Na minha forma de ver, não chegamos ainda ao ápice do uso do propósito. Ainda há muito espaço para um aperfeiçoamento de enunciados e, principalmente, para que eles traduzam efetivamente a essência, o porquê de cada organização.
A adoção progressiva de práticas de ESG e a contínua preocupação com o meio ambiente e saúde e bem-estar continuarão a ser características de um contexto propício para o uso de propósitos e para seu aperfeiçoamento.
O bom uso (e o mau uso)
A notoriedade de algumas organizações admiradas em nossas sociedades (seja pela sua longevidade e/ou pela sua capacidade de competir ou ainda de formular novos padrões de referência) impulsiona a adoção e/ou mudança de práticas de gestão. Neste caso em específico, isso não é diferente.

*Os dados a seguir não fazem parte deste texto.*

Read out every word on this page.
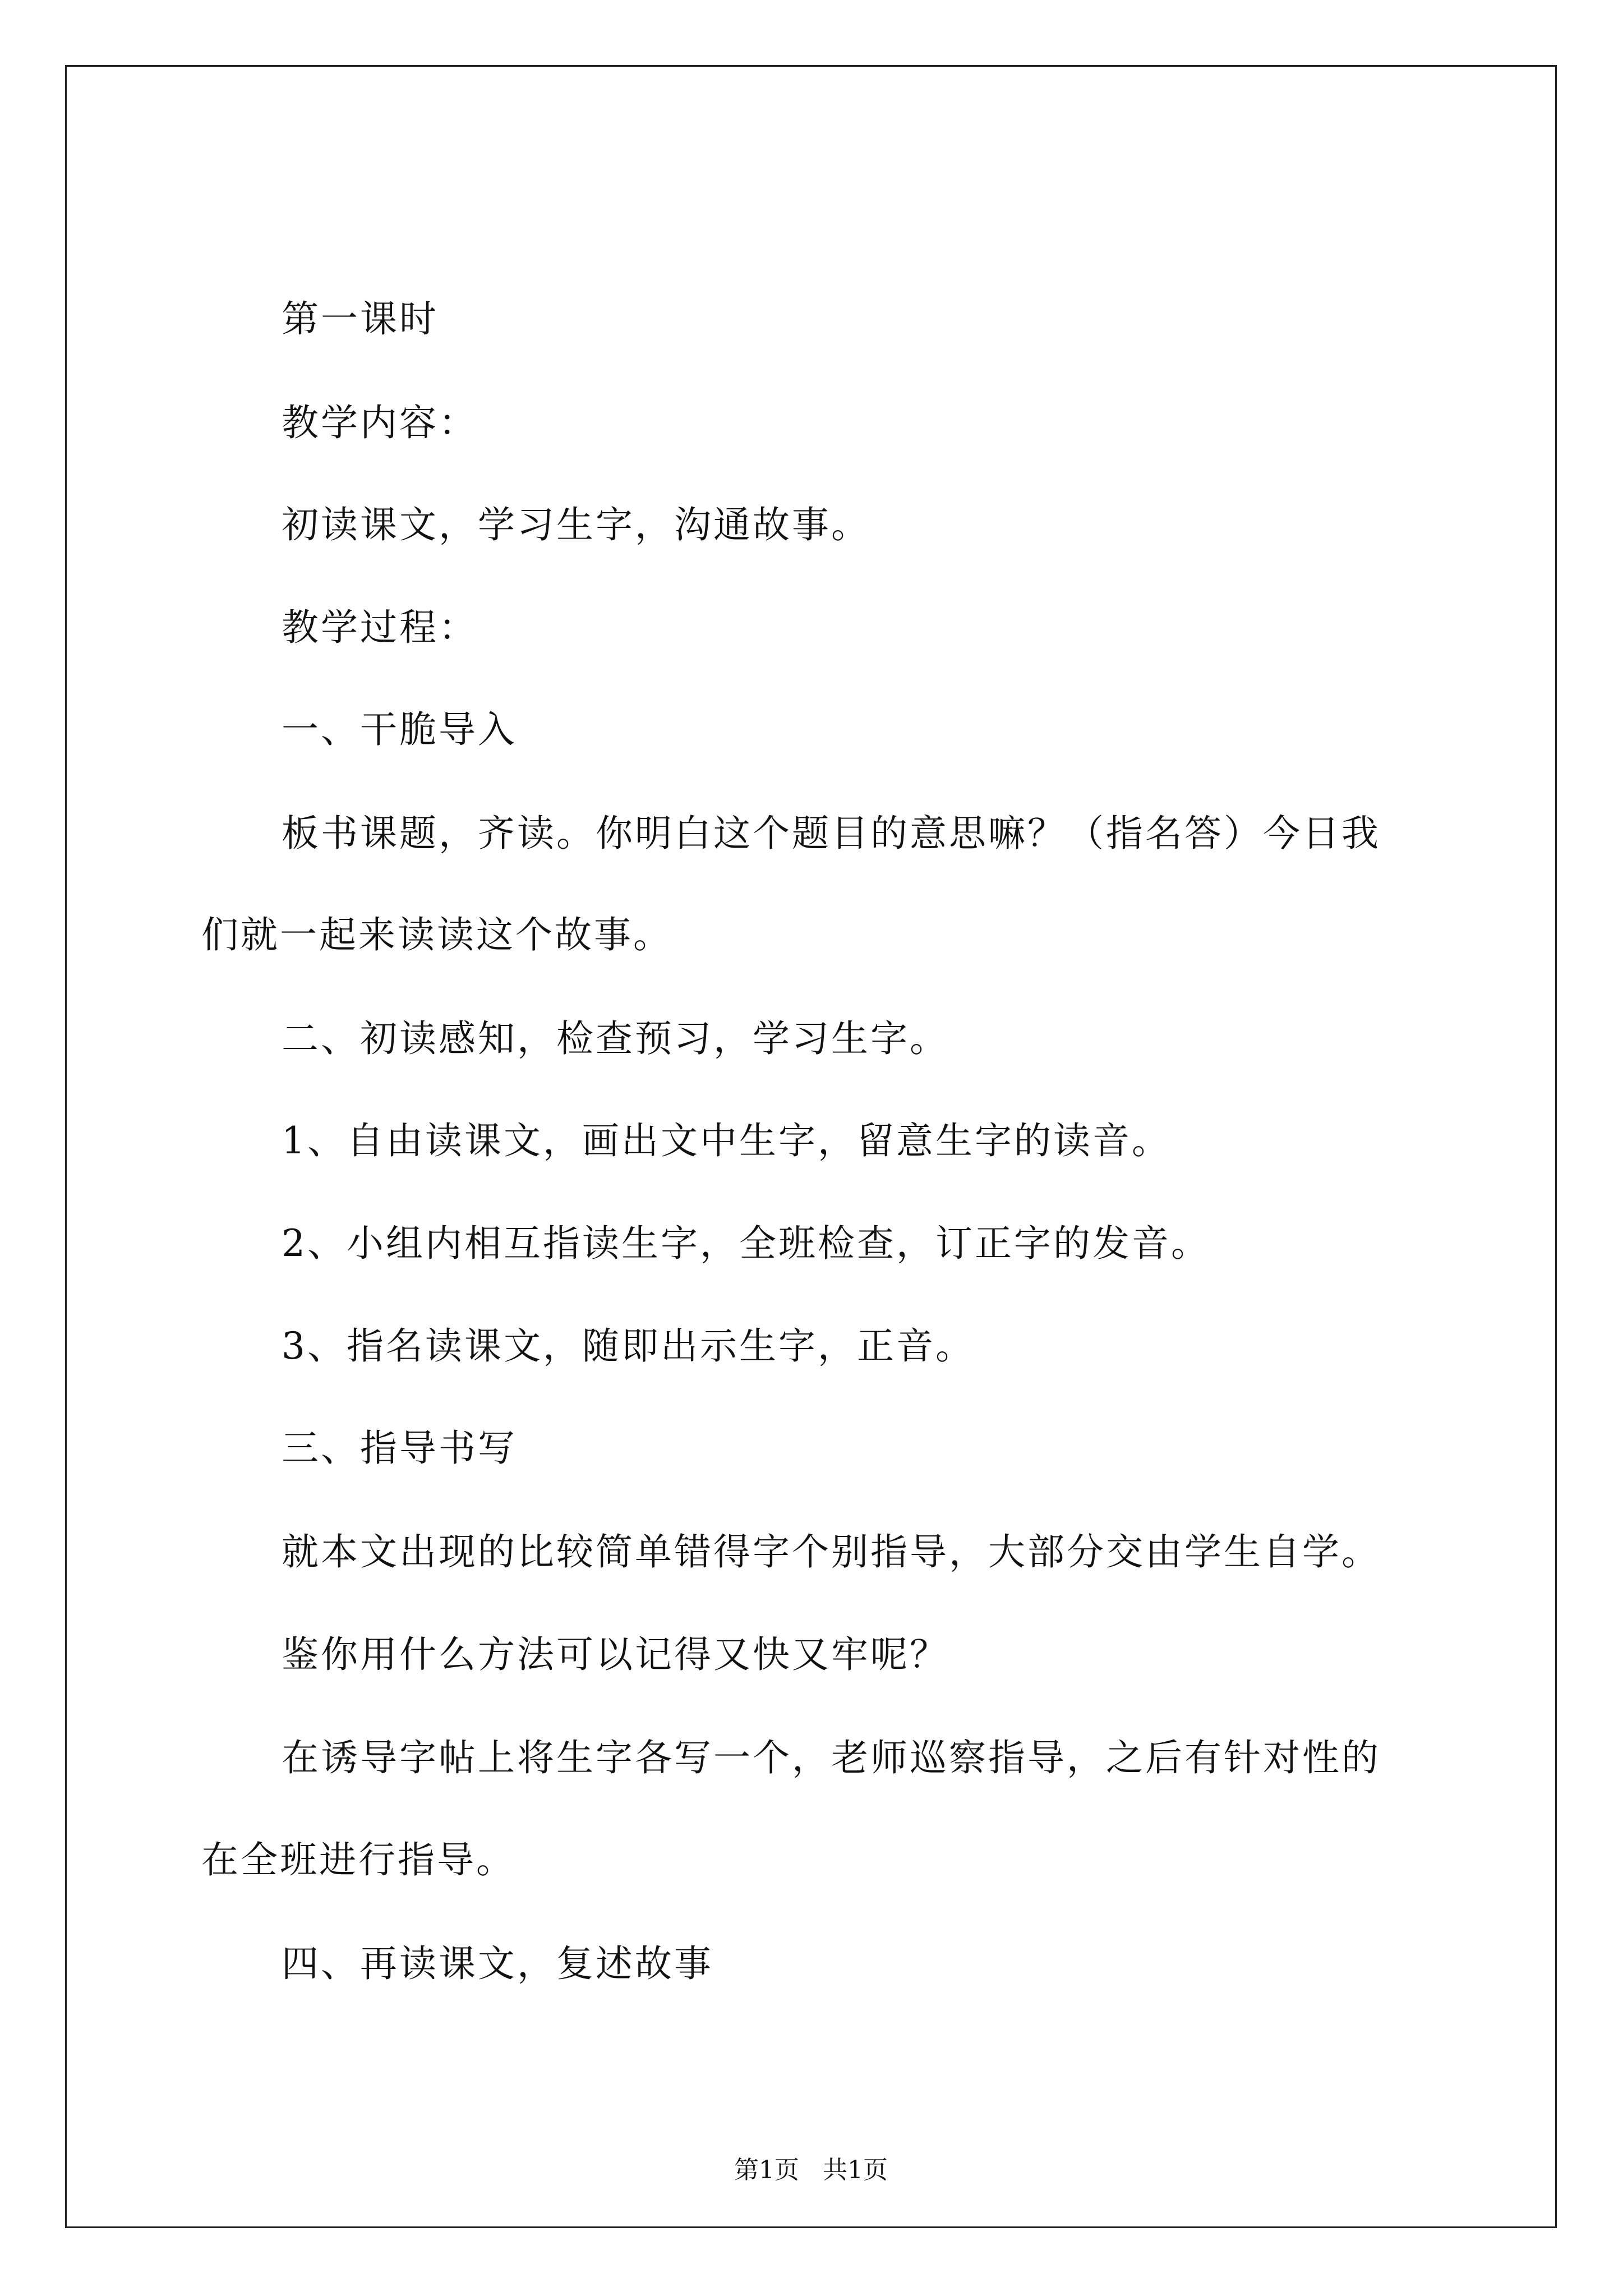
第一课时
教学内容：
初读课文，学习生字，沟通故事。
教学过程：
一、干脆导入
板书课题，齐读。你明白这个题目的意思嘛？（指名答）今日我
们就一起来读读这个故事。
二、初读感知，检查预习，学习生字。
1、自由读课文，画出文中生字，留意生字的读音。
2、小组内相互指读生字，全班检查，订正字的发音。
3、指名读课文，随即出示生字，正音。
三、指导书写
就本文出现的比较简单错得字个别指导，大部分交由学生自学。
鉴你用什么方法可以记得又快又牢呢？
在诱导字帖上将生字各写一个，老师巡察指导，之后有针对性的
在全班进行指导。
四、再读课文，复述故事
第1页   共1页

Como essas organizações rapidamente se tornam referência, sua forma de ser e de mobilizar é copiada e almejada. Elas têm a capacidade de formar admiradores de todos os tipos e suas práticas, de forma mais profunda ou simplista, são interpretadas, copiadas ou inspiram a mudança de outras organizações e indivíduos.
Esta notoriedade é um poderoso atalho para muita coisa positiva, mas pode ser um risco quando interpretamos de forma simplista (propositalmente ou não) ou quando tentarmos gerar e capturar o valor expresso e de mobilização de palavras, expressões ou conjuntos (formulações, enunciados) como de um Propósito. Quando se busca o efeito, sem real compromisso de longo prazo.
É muito sedutor para empreendedores ou CEO, adotar práticas e propósitos pelo seu possível efeito — não necessariamente pelo seu valor intrínseco. Quando isso ocorre, um propósito não é um “porquê” abusando da definição do Simon Sinek (“why”), mas uma “para quem”, na melhor das hipóteses.
Já vimos esse fenômeno em várias situações ao longo da história, com as mais diversas justificativas e interesses. Isso requer cuidado e vigilância por parte da sociedade civil, mesmo de órgãos reguladores ou simplesmente dos clientes.
Como nosso foco específico e de interesse aqui são as empresas privadas, eu diria que empreendedores, conselheiros e executivos devem tomar um cuidado especial ao formularem um propósito sob sua responsabilidade: seduzir-se pelo quanto podem mobilizar sem a preocupação de realiza-los efetivamente poderá gerar efeitos inversos entre os seus funcionários e na própria sociedade. Já assisti a profissionais de todos os níveis desdenharem de um propósito muito bonito e bem formulado, mas que contrariava flagrantemente a postura da empresa na sociedade de uma forma geral, a sua cultura praticada nos seus corredores. Efeito? Descrédito, desconfiança, imobilismo na melhor das hipóteses, perda de talentos.
Mas, e se a empresa não está à altura do propósito que gostaria de vivenciar? Bom, se a preocupação da empresa, legitimamente, é estabelecer uma relação de longo prazo com a sociedade de forma sustentável e duradoura, sugiro adotar e enunciar o propósito de forma modesta, mas realista.
Assim, o propósito é fundamental e acredito que é um elemento bastante importante para quaisquer organizações. É mobilizador e pode nos ajudar a estabelecer relações de confiança gerando iniciativa e engajamento. Mas deve ser usado com cautela. Não ceder ao sedutor impulso de buscar colher resultado de sua disseminação e veiculação, que seriam forte mobilização de empregados e público alvo, sem o compromisso responsável e construtivo de vivenciá-lo.
É possível impedir o uso do propósito para algo tão superficial e de curto prazo? Seguramente não. Mas contamos com a responsabilidade daqueles que detém o poder das organizações e de uma sociedade vigiante que para pensar no longo prazo e diferenciar aqueles que dizem e os que fazem. E esta diferenciação deverá gerar valor superior e no longo prazo para algumas organizações que receberão a adesão e a admiração de quem está pensando o futuro, e não esgotando no presente, nosso passado.